Die Naivität der "Kalifornischen Ideologie" zeigt sich in Barlows Zustandsbeschreibung des Cyberspace: "Wir erschaffen eine Welt, die alle betreten können ohne Bevorzugung oder Vorurteil bezüglich Rasse, Wohlstand, militärischer Macht oder Herkunft." Diese negative Aufzählung liest sich eher wie ein Who-is-who des Cyberspace, des Raumes der Weißen, der Reichen, der Militärs und (aus anderen Kreisen bestenfalls) der Wohlgeborenen. Diese Kluft zwischen elitärer Sache und völkischem Pathos reizte die Widersacher Barlows so sehr, daß andere kritische Fragen gar nicht gestellt werden konnten. Etwa die Frage, nach dem Datenschutz und die Frage, ob der jetzige Cyberspace des Internet wirklich so demokratisch und unabhängig von Tyrannei ist, wie Barlow meint. Marc Gisor bemerkt, daß viele scheinbar demokratische Prozeduren im Internet, etwa das Einrichten von Usegroups, eher einer feudalistischen Dramaturgie folgen, daß Netz-Gurus (wie z.B. Barlow), Organisationsleader und führende Techniker die Rolle lokaler Burgherren in bestimmten Regionen der Wissensgeografie einnehmen. Barlow hinterfragt nicht die Herkunft des Cyberspace und die ihm möglicherweise innewohnenden Tücken.

Subjekt und Panoptismus

Eine europäische Aufgabe bei der Diskussion des Cyberspace könnte es deshalb sein, daran zu erinnern, daß unsere westliche Kultur neben den Menschenrechten auch ein effektives System der Disziplinierung des Menschen hervorgebracht hat, dessen Kernidee der französische Philosoph Michel Foucault in der sozialen Maschine des Panoptikums lokalisierte. Eine Reflektion der Problematik sollte zunächst den Zusammenhang dieses Panoptikums mit den von Barlow vertretenen Idealen diskutieren, um sein "politisches Unbewußtes" aufzudecken sowie die daraus resultierenden Probleme aufzuzeigen.

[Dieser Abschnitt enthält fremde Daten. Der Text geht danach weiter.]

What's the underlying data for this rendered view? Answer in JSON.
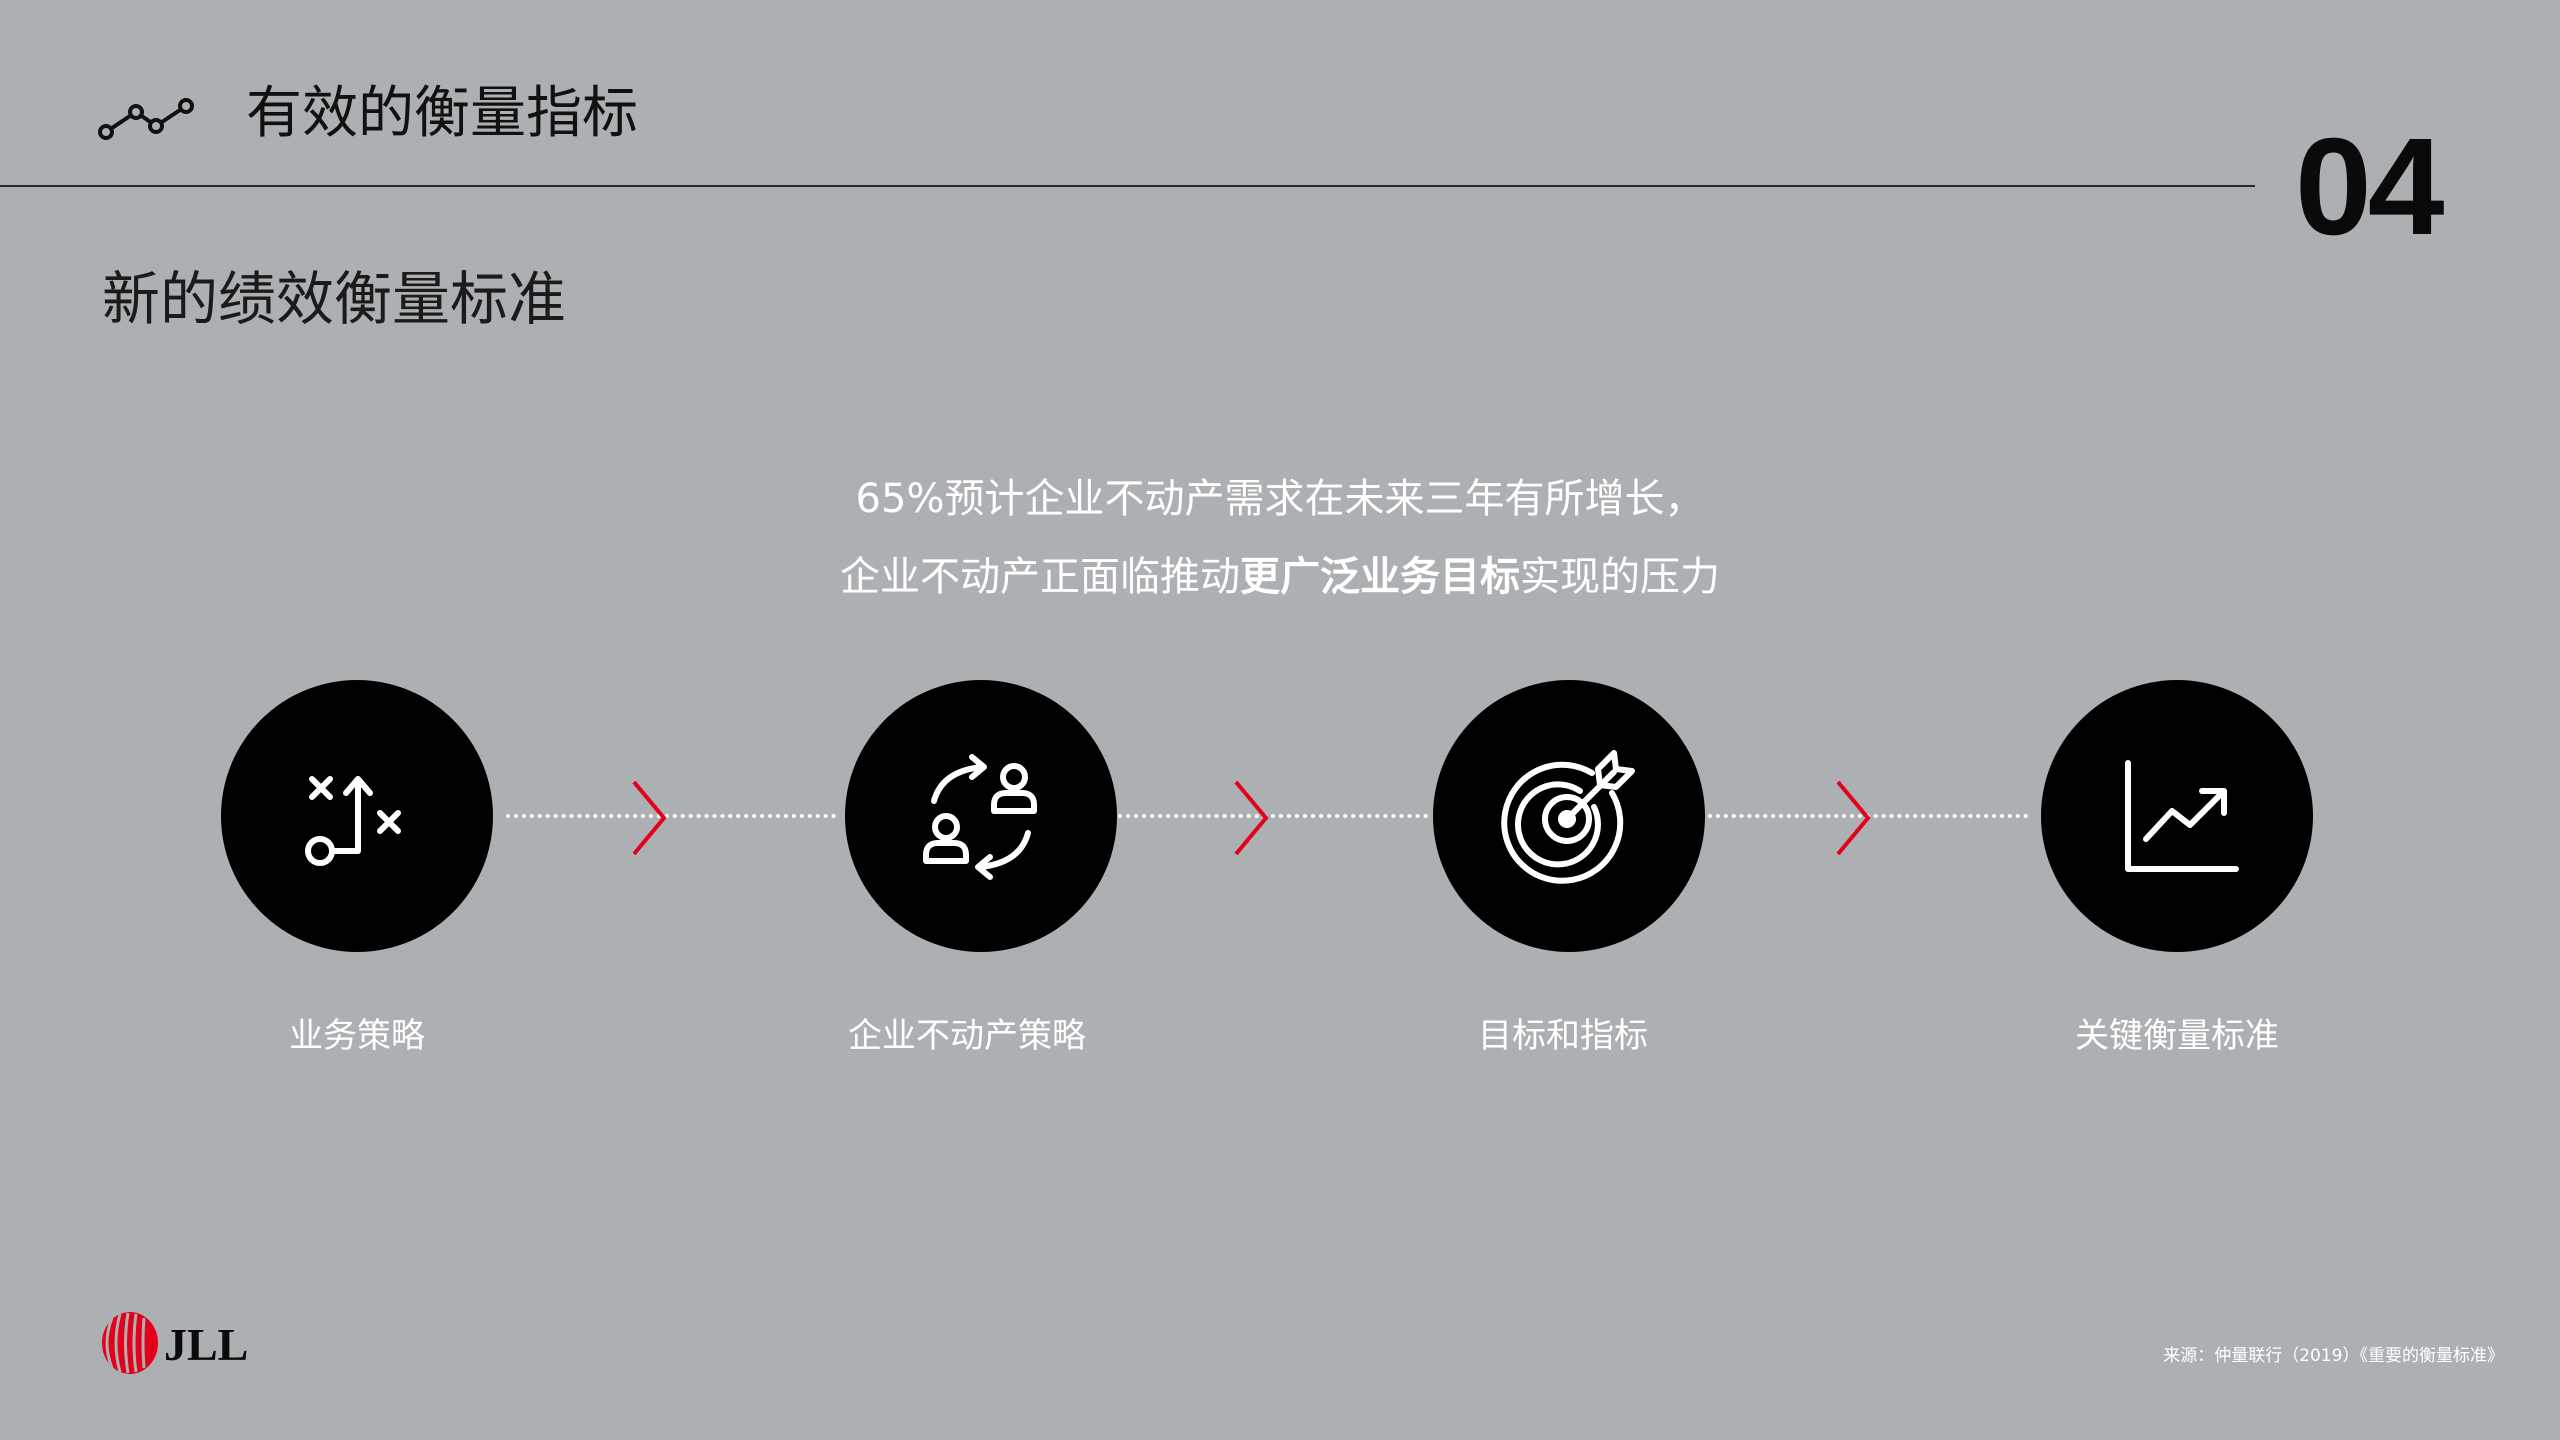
{
  "header": {
    "icon": "trend-line-icon",
    "title": "有效的衡量指标",
    "page_number": "04"
  },
  "subtitle": "新的绩效衡量标准",
  "statement": {
    "line1": "65%预计企业不动产需求在未来三年有所增长，",
    "line2_prefix": "企业不动产正面临推动",
    "line2_emphasis": "更广泛业务目标",
    "line2_suffix": "实现的压力"
  },
  "steps": [
    {
      "icon": "strategy-play-icon",
      "label": "业务策略"
    },
    {
      "icon": "people-exchange-icon",
      "label": "企业不动产策略"
    },
    {
      "icon": "target-arrow-icon",
      "label": "目标和指标"
    },
    {
      "icon": "growth-chart-icon",
      "label": "关键衡量标准"
    }
  ],
  "connector_icon": "chevron-right-icon",
  "colors": {
    "background": "#adb0b3",
    "circle": "#000000",
    "accent_red": "#e3001b",
    "text_light": "#ffffff",
    "text_dark": "#111111"
  },
  "footer": {
    "logo": "JLL",
    "source": "来源：仲量联行（2019）《重要的衡量标准》"
  }
}
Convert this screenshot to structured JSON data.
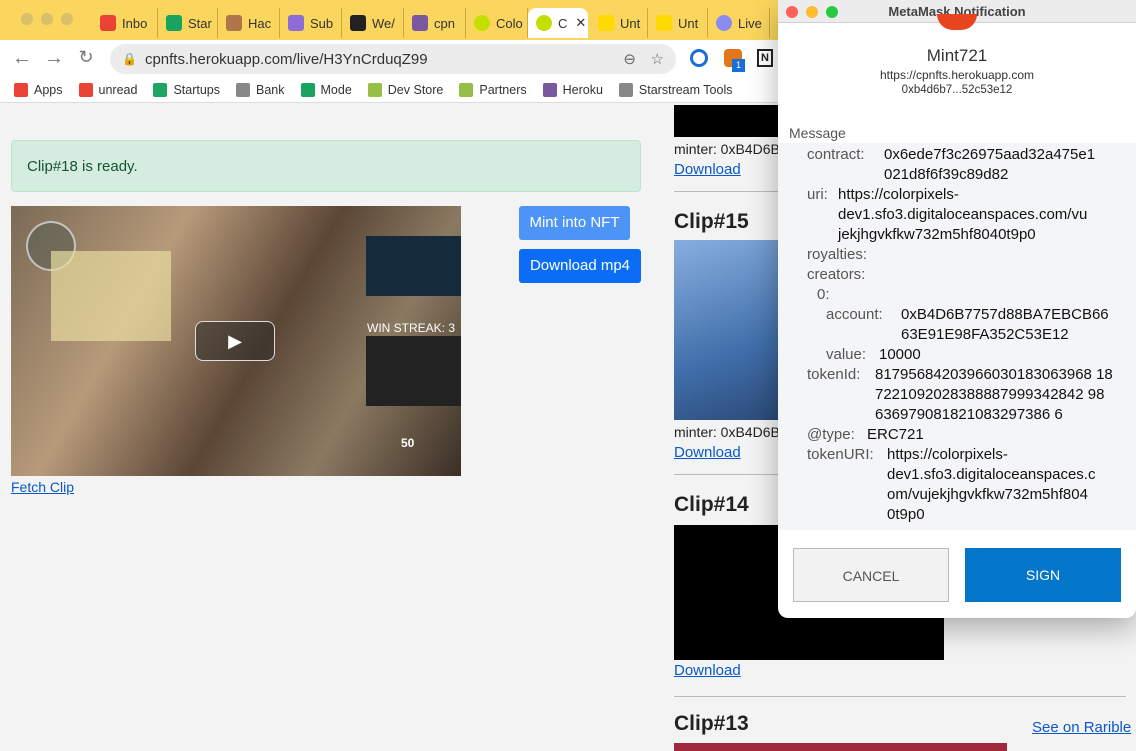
{
  "browser": {
    "tabs": [
      {
        "label": "Inbo",
        "icon": "gmail-icon",
        "color": "#ea4335"
      },
      {
        "label": "Star",
        "icon": "m-icon",
        "color": "#1aa260"
      },
      {
        "label": "Hac",
        "icon": "avatar-icon",
        "color": "#b0764a"
      },
      {
        "label": "Sub",
        "icon": "ethereum-icon",
        "color": "#8e6cd8"
      },
      {
        "label": "We/",
        "icon": "github-icon",
        "color": "#222222"
      },
      {
        "label": "cpn",
        "icon": "heroku-icon",
        "color": "#79589f"
      },
      {
        "label": "Colo",
        "icon": "colorpixels-icon",
        "color": "#c5e000"
      },
      {
        "label": "C",
        "icon": "colorpixels-icon",
        "color": "#c5e000",
        "active": true
      },
      {
        "label": "Unt",
        "icon": "rarible-icon",
        "color": "#feda03"
      },
      {
        "label": "Unt",
        "icon": "rarible-icon",
        "color": "#feda03"
      },
      {
        "label": "Live",
        "icon": "circle-icon",
        "color": "#8c8cf0"
      }
    ],
    "url": "cpnfts.herokuapp.com/live/H3YnCrduqZ99",
    "extension_badge": "1",
    "bookmarks": [
      {
        "label": "Apps",
        "icon": "apps-grid-icon",
        "color": "#ea4335"
      },
      {
        "label": "unread",
        "icon": "gmail-icon",
        "color": "#ea4335"
      },
      {
        "label": "Startups",
        "icon": "google-drive-icon",
        "color": "#1fa463"
      },
      {
        "label": "Bank",
        "icon": "folder-icon",
        "color": "#888888"
      },
      {
        "label": "Mode",
        "icon": "m-icon",
        "color": "#1aa260"
      },
      {
        "label": "Dev Store",
        "icon": "shopify-icon",
        "color": "#95bf47"
      },
      {
        "label": "Partners",
        "icon": "shopify-icon",
        "color": "#95bf47"
      },
      {
        "label": "Heroku",
        "icon": "heroku-icon",
        "color": "#79589f"
      },
      {
        "label": "Starstream Tools",
        "icon": "folder-icon",
        "color": "#888888"
      }
    ]
  },
  "page": {
    "alert": "Clip#18 is ready.",
    "mint_button": "Mint into NFT",
    "download_mp4_button": "Download mp4",
    "fetch_clip_link": "Fetch Clip",
    "video_hud": {
      "streak": "WIN STREAK: 3",
      "score": "50"
    },
    "clips": [
      {
        "minter": "minter: 0xB4D6B",
        "download": "Download"
      },
      {
        "title": "Clip#15",
        "minter": "minter: 0xB4D6B",
        "download": "Download"
      },
      {
        "title": "Clip#14",
        "download": "Download"
      },
      {
        "title": "Clip#13",
        "rarible": "See on Rarible"
      }
    ]
  },
  "metamask": {
    "window_title": "MetaMask Notification",
    "site_name": "Mint721",
    "origin": "https://cpnfts.herokuapp.com",
    "account": "0xb4d6b7...52c53e12",
    "message_label": "Message",
    "fields": {
      "contract_key": "contract:",
      "contract": [
        "0x6ede7f3c26975aad32a475e1",
        "021d8f6f39c89d82"
      ],
      "uri_key": "uri:",
      "uri": [
        "https://colorpixels-",
        "dev1.sfo3.digitaloceanspaces.com/vu",
        "jekjhgvkfkw732m5hf8040t9p0"
      ],
      "royalties_key": "royalties:",
      "creators_key": "creators:",
      "index_key": "0:",
      "account_key": "account:",
      "account": [
        "0xB4D6B7757d88BA7EBCB66",
        "63E91E98FA352C53E12"
      ],
      "value_key": "value:",
      "value": "10000",
      "tokenId_key": "tokenId:",
      "tokenId": [
        "81795684203966030183063968 18",
        "7221092028388887999342842 98",
        "636979081821083297386 6"
      ],
      "type_key": "@type:",
      "type": "ERC721",
      "tokenURI_key": "tokenURI:",
      "tokenURI": [
        "https://colorpixels-",
        "dev1.sfo3.digitaloceanspaces.c",
        "om/vujekjhgvkfkw732m5hf804",
        "0t9p0"
      ]
    },
    "cancel_button": "CANCEL",
    "sign_button": "SIGN",
    "colors": {
      "sign": "#0376c9",
      "cancel_bg": "#f2f2f2"
    }
  }
}
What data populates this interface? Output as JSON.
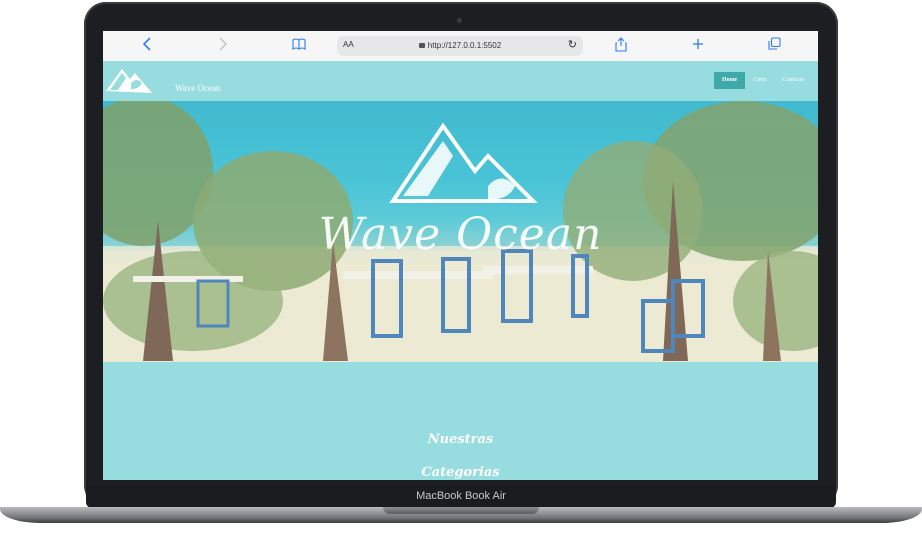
{
  "device": {
    "brand_label": "MacBook Book Air"
  },
  "browser": {
    "address": {
      "text_size_label": "AA",
      "url": "http://127.0.0.1:5502"
    },
    "icons": [
      "back-icon",
      "forward-icon",
      "bookmarks-icon",
      "lock-icon",
      "reload-icon",
      "share-icon",
      "new-tab-icon",
      "tabs-icon"
    ]
  },
  "site": {
    "name": "Wave Ocean",
    "nav": {
      "items": [
        "Home",
        "Carta",
        "Contacto"
      ],
      "active": "Home"
    },
    "hero": {
      "title": "Wave Ocean"
    },
    "section": {
      "heading_line1": "Nuestras",
      "heading_line2": "Categorias"
    }
  },
  "colors": {
    "accent": "#97dcdf",
    "active_nav": "#3fa8ab",
    "browser_blue": "#2f7bf5"
  }
}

Trifft der deutschsprachige Leser auf das Wort Panoptikum, so denkt er an ein Wachsfigurenkabinett. Ursprünglich bezeichnete "panopticon" jedoch eine spezielle Gefängnisarchitektur Jeremy Benthams, des Begründers des Utilitarismus. Benthams architektonische Erfindung besteht aus einem Rundbau, welcher durch einen Beobachtungsturm im Zentrum die nach innen hin einsehbaren Zellen der permanenten Überwachung aussetzt. Die Gefangenen des Panoptikums sehen den Wächter nicht, sind aber ständig einer potentiellen Überwachung ausgesetzt, die ein andauernd diszipliniertes Verhalten erzwingen soll. Diese Konstruktion erinnert nicht zufällig an George Orwells Dystopie vom totalen Überwachungsstaat. Der Orwellsche "Televisor" wirkt heute freilich, angesichts von Internet- und Sensortechnik, nicht weniger anachronistisch als das von Bentham empfohlene Lauschröhrensystem zum Abhören der Zellen.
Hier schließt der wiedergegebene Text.